The final results of secondary analysis for human genetic variant discovery include:

  • Recalibrated BAM files which are viewable in the Integrative Genomics Viewer separated into:
    • Reads mapping to unique locations
    • Reads mapping to multiple locations (MAPQ of 0)
    • Unmapped reads
  • Raw and recalibrated variant call files (VCF)

Tertiary Data Analysis

Tertiary data analysis diverges into the broad spectrum of study specific downstream investigation, and encompasses the advanced and in-depth processes where an attempt is made to make biological sense from the secondary data analysis output.

NO CORE FACILITY PROVIDES TERTIARY DATA ANALYSIS

Collaboration with the White Lab (within which the BGC is located) allows our bioinformatics team members to get involved in the tertiary data analysis process. This provides an avenue by which both the needs of the investigators involved in the study can be met, along with the need of members of our group to become more intellectually challenged and connected to a given project. This level of commitment is STRICTLY done collaboratively with the expectation of co-authorship on resulting publication (see our policy for further details). Depending upon the size of the project, such involvement typically requires salary support. As such, investigators are strongly encouraged to include such support as part of their grant submissions.
Some examples of projects the White lab is currently working on in collaboration with investigators here at The Research Institute, OSU and Battelle include:

  • Utilize cutting edge next-generation sequencing technologies, innovative bioinformatics and statistical approaches, and advanced molecular biological techniques to identify novel genetic etiologies for congenital heart defects in humans (NIH R01-HL109758: White/McBride/Garg)
  • Comprehensive Clinical Phenotyping and Genetic Mapping for the Discovery of Autism Susceptibility Genes (Air Force Medical Service: Herman)
  • Characterization of host and Salmonella polymicrobial interactions using high-throughput parallel sequencing for fitness and genetic interaction studies (Tn-Seq) and Transposon Site Hybridization (TraSH)  (NIH R01-AI073971: Ahmer/White)
  • Transcriptomic analysis of host-pathogen interactions (NCHRI: White / King)
  • Evaluation of standard reference sample types for Next Generation Sequence-based genotyping and forensic analysis (Battelle: Faith / White)

 

Churchill

Download Churchill

Next generation sequencing (NGS) has revolutionized genetic research, empowering dramatic increases in the discovery of new functional variants in both syndromic and common diseases. The technology has been widely adopted by the research community and is now seeing rapid adoption clinically, driven by recognition of NGS’s diagnostic utility and enhancements in quality and speed of data acquisition. Compounded by declining sequencing costs, this exponential growth in data generation has created a computational bottleneck. Current analysis approaches can take weeks to complete resulting in bioinformatics overheads that exceed raw sequencing costs and represent a significant limitation for those utilizing the technology.
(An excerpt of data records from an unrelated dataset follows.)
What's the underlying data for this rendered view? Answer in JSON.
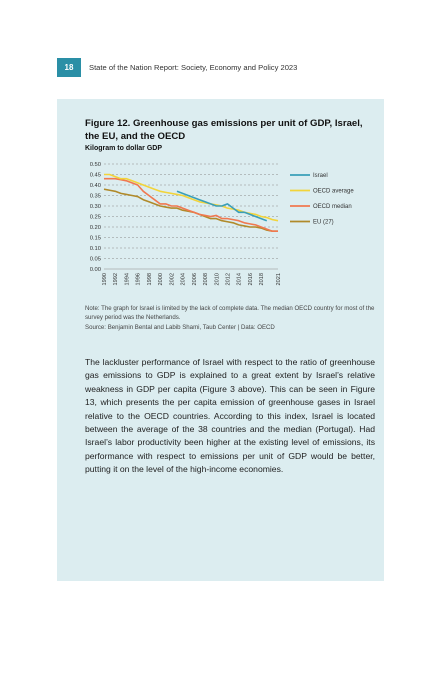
{
  "header": {
    "page_number": "18",
    "running_title": "State of the Nation Report: Society, Economy and Policy 2023"
  },
  "figure": {
    "title": "Figure 12. Greenhouse gas emissions per unit of GDP, Israel, the EU, and the OECD",
    "subtitle": "Kilogram to dollar GDP",
    "note": "Note: The graph for Israel is limited by the lack of complete data. The median OECD country for most of the survey period was the Netherlands.",
    "source": "Source: Benjamin Bental and Labib Shami, Taub Center | Data: OECD"
  },
  "chart_data": {
    "type": "line",
    "title": "",
    "xlabel": "",
    "ylabel": "",
    "x": [
      1990,
      1991,
      1992,
      1993,
      1994,
      1995,
      1996,
      1997,
      1998,
      1999,
      2000,
      2001,
      2002,
      2003,
      2004,
      2005,
      2006,
      2007,
      2008,
      2009,
      2010,
      2011,
      2012,
      2013,
      2014,
      2015,
      2016,
      2017,
      2018,
      2019,
      2020,
      2021
    ],
    "x_tick_labels": [
      "1990",
      "1992",
      "1994",
      "1996",
      "1998",
      "2000",
      "2002",
      "2004",
      "2006",
      "2008",
      "2010",
      "2012",
      "2014",
      "2016",
      "2018",
      "2021"
    ],
    "y_tick_labels": [
      "0.00",
      "0.05",
      "0.10",
      "0.15",
      "0.20",
      "0.25",
      "0.30",
      "0.35",
      "0.40",
      "0.45",
      "0.50"
    ],
    "ylim": [
      0,
      0.5
    ],
    "grid": true,
    "legend_position": "right",
    "series": [
      {
        "name": "Israel",
        "color": "#3a9fb8",
        "values": [
          null,
          null,
          null,
          null,
          null,
          null,
          null,
          null,
          null,
          null,
          null,
          null,
          null,
          0.37,
          0.36,
          0.35,
          0.34,
          0.33,
          0.32,
          0.31,
          0.3,
          0.3,
          0.31,
          0.29,
          0.27,
          0.27,
          0.26,
          0.25,
          0.24,
          0.23,
          null,
          null
        ]
      },
      {
        "name": "OECD average",
        "color": "#f2d43a",
        "values": [
          0.45,
          0.45,
          0.44,
          0.43,
          0.43,
          0.42,
          0.41,
          0.4,
          0.39,
          0.38,
          0.37,
          0.365,
          0.36,
          0.355,
          0.35,
          0.34,
          0.33,
          0.32,
          0.315,
          0.31,
          0.305,
          0.3,
          0.29,
          0.285,
          0.28,
          0.27,
          0.265,
          0.26,
          0.25,
          0.245,
          0.235,
          0.23
        ]
      },
      {
        "name": "OECD median",
        "color": "#f07850",
        "values": [
          0.43,
          0.43,
          0.43,
          0.425,
          0.42,
          0.41,
          0.4,
          0.37,
          0.35,
          0.33,
          0.31,
          0.31,
          0.3,
          0.3,
          0.29,
          0.28,
          0.27,
          0.26,
          0.255,
          0.25,
          0.255,
          0.24,
          0.24,
          0.235,
          0.23,
          0.22,
          0.215,
          0.21,
          0.2,
          0.19,
          0.18,
          0.18
        ]
      },
      {
        "name": "EU (27)",
        "color": "#b08a2a",
        "values": [
          0.38,
          0.375,
          0.37,
          0.36,
          0.355,
          0.35,
          0.345,
          0.33,
          0.32,
          0.31,
          0.3,
          0.295,
          0.29,
          0.29,
          0.28,
          0.275,
          0.27,
          0.26,
          0.25,
          0.24,
          0.24,
          0.23,
          0.225,
          0.22,
          0.21,
          0.205,
          0.2,
          0.2,
          0.195,
          0.185,
          0.18,
          0.18
        ]
      }
    ]
  },
  "body": {
    "paragraph": "The lackluster performance of Israel with respect to the ratio of greenhouse gas emissions to GDP is explained to a great extent by Israel’s relative weakness in GDP per capita (Figure 3 above). This can be seen in Figure 13, which presents the per capita emission of greenhouse gases in Israel relative to the OECD countries. According to this index, Israel is located between the average of the 38 countries and the median (Portugal). Had Israel’s labor productivity been higher at the existing level of emissions, its performance with respect to emissions per unit of GDP would be better, putting it on the level of the high-income economies."
  }
}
Churchill is a computational approach that overcomes these challenges. Through implementation of novel parallelization techniques we have dramatically reduced the analysis time for deep whole human genome resequencing from weeks to hours, without the need for specialized analysis equipment or supercomputers. Our approach fully automates the analytical process required to take raw sequencing instrument output through the complex and computationally intensive process of alignment, post-alignment processing, local realignment, recalibration and genotyping. Furthermore, through optimized utilization of available compute resources, the pipeline scales in a near linear fashion, enabling complete human genome resequencing analysis in ten hours with a single server, three hours with our in-house cluster and under 100 minutes using a larger HPC cluster.